Franco Debono has great talent: he has the gift of the gab, he is a great orator: fast, impulsive and colourful. He would make a great TV host.

He could also be a renegade politician. Someone who could scoop up a multitude of protest votes but will not, because he is too scared to go it alone.

It is a shame that Franco Debono's political arguments are clouded by his political ambitions. 

I guess his biggest drawback is that he is not surrounded by people who advise him to slow down. To take a closer look at his actions, and to think before he acts.

***

The other day, the MaltaToday Wednesday edition reported how The Times decided to issues a garnishee order against the company (Network Ltd) that print The Sunday Circle.  The amount exceeded over €620,000. There are other garnishee orders against this company and yet Bank of Valletta chose to sponsor the Boat Show organised by the same company last September.

Strange but true, and if anyone digs deeper they will know why.

Well, nothing fresh about the person who owns and runs the company, who is renowned for not paying his bills and getting away with it. (What is even more inexplicable is  that after this garnishee order, The Times carries another edition of The Circle and wonder of wonders, guess who's on the front page? Our own Minister of Finance Tonio Fenech). That I have no interest in this story would be a blatant lie. The same man once owned MaltaToday, ran it aground and gave me an opportunity to salvage it.
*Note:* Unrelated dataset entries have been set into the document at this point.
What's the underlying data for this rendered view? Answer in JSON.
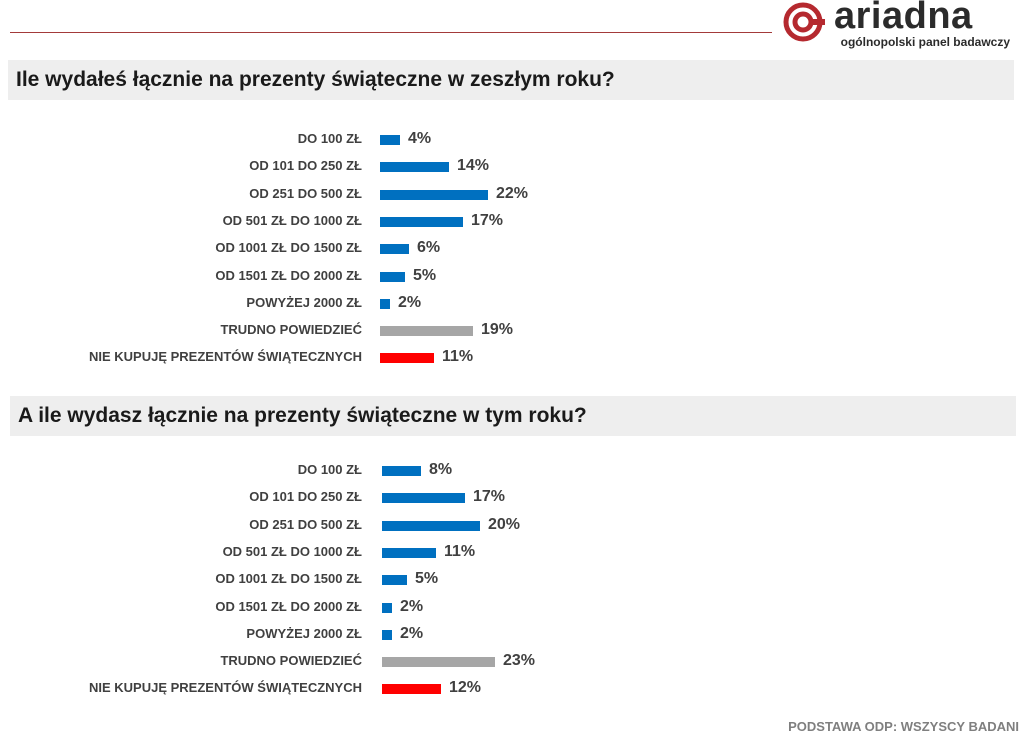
{
  "brand": {
    "name": "ariadna",
    "tagline": "ogólnopolski panel badawczy",
    "color": "#b5292f"
  },
  "footer": "PODSTAWA ODP: WSZYSCY BADANI",
  "colors": {
    "blue": "#0070c0",
    "gray": "#a6a6a6",
    "red": "#ff0000"
  },
  "chart_data": [
    {
      "type": "bar",
      "orientation": "horizontal",
      "title": "Ile wydałeś łącznie na prezenty świąteczne w zeszłym roku?",
      "categories": [
        "DO 100 ZŁ",
        "OD 101 DO 250 ZŁ",
        "OD 251 DO 500 ZŁ",
        "OD 501 ZŁ DO 1000 ZŁ",
        "OD 1001 ZŁ DO 1500 ZŁ",
        "OD 1501 ZŁ DO 2000 ZŁ",
        "POWYŻEJ 2000 ZŁ",
        "TRUDNO POWIEDZIEĆ",
        "NIE KUPUJĘ PREZENTÓW ŚWIĄTECZNYCH"
      ],
      "values": [
        4,
        14,
        22,
        17,
        6,
        5,
        2,
        19,
        11
      ],
      "value_labels": [
        "4%",
        "14%",
        "22%",
        "17%",
        "6%",
        "5%",
        "2%",
        "19%",
        "11%"
      ],
      "bar_colors": [
        "blue",
        "blue",
        "blue",
        "blue",
        "blue",
        "blue",
        "blue",
        "gray",
        "red"
      ],
      "unit": "%",
      "xlim": [
        0,
        100
      ]
    },
    {
      "type": "bar",
      "orientation": "horizontal",
      "title": "A ile wydasz łącznie na prezenty świąteczne w tym roku?",
      "categories": [
        "DO 100 ZŁ",
        "OD 101 DO 250 ZŁ",
        "OD 251 DO 500 ZŁ",
        "OD 501 ZŁ DO 1000 ZŁ",
        "OD 1001 ZŁ DO 1500 ZŁ",
        "OD 1501 ZŁ DO 2000 ZŁ",
        "POWYŻEJ 2000 ZŁ",
        "TRUDNO POWIEDZIEĆ",
        "NIE KUPUJĘ PREZENTÓW ŚWIĄTECZNYCH"
      ],
      "values": [
        8,
        17,
        20,
        11,
        5,
        2,
        2,
        23,
        12
      ],
      "value_labels": [
        "8%",
        "17%",
        "20%",
        "11%",
        "5%",
        "2%",
        "2%",
        "23%",
        "12%"
      ],
      "bar_colors": [
        "blue",
        "blue",
        "blue",
        "blue",
        "blue",
        "blue",
        "blue",
        "gray",
        "red"
      ],
      "unit": "%",
      "xlim": [
        0,
        100
      ]
    }
  ]
}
Needless to say, anything that appears in print or online reverts back to me.

So when the story did get published, I was the first to receive a phone call early in the morning. A close relative of the person who had this garnishee order had the civility of calling me a f****** asshole, among other fitting adjectives, some of them reserved for my family.

Understandable. It would have been more appropriate if the hysterical woman had phoned up Austin Bencini, the director at The Times, for having issued the garnishee order.
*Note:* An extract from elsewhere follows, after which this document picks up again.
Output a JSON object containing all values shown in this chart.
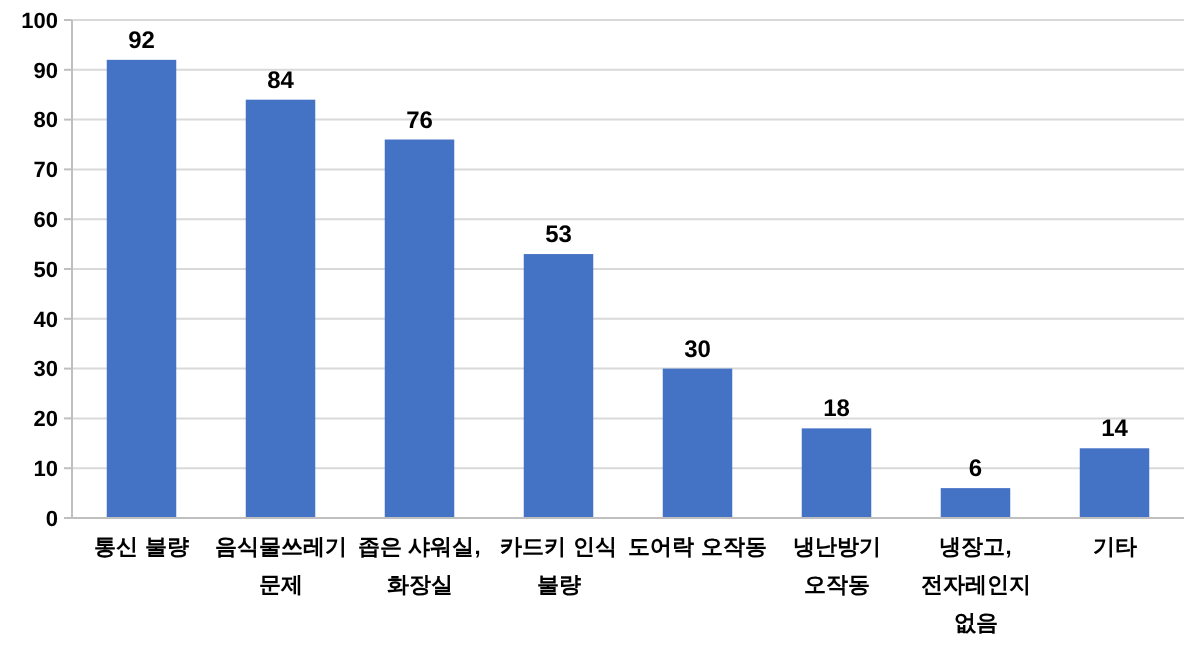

All this speaks volumes about the Maltese culture. It is not wrong for someone to go on spending but never pay his dues, and to trade with other people's money. But what is 'unacceptable' is that we talk and write about such people.

Garnishee orders are public domain issues, so anyone can report them. But once again, the Maltese promote omerta. More importantly they love to protect those that somehow represent the privileged class.

If the person involved were a lesser mortal from Bormla, there would be little pity for the man or woman.

People have gone to jail for as little as €1,500.

But with the 'fanfaruni' and those that represent the upper middle class, we take umbrage if they are taken to the proverbial cleaners.

I have a feeling this caste mentality is prevalent and also spills into the political arena.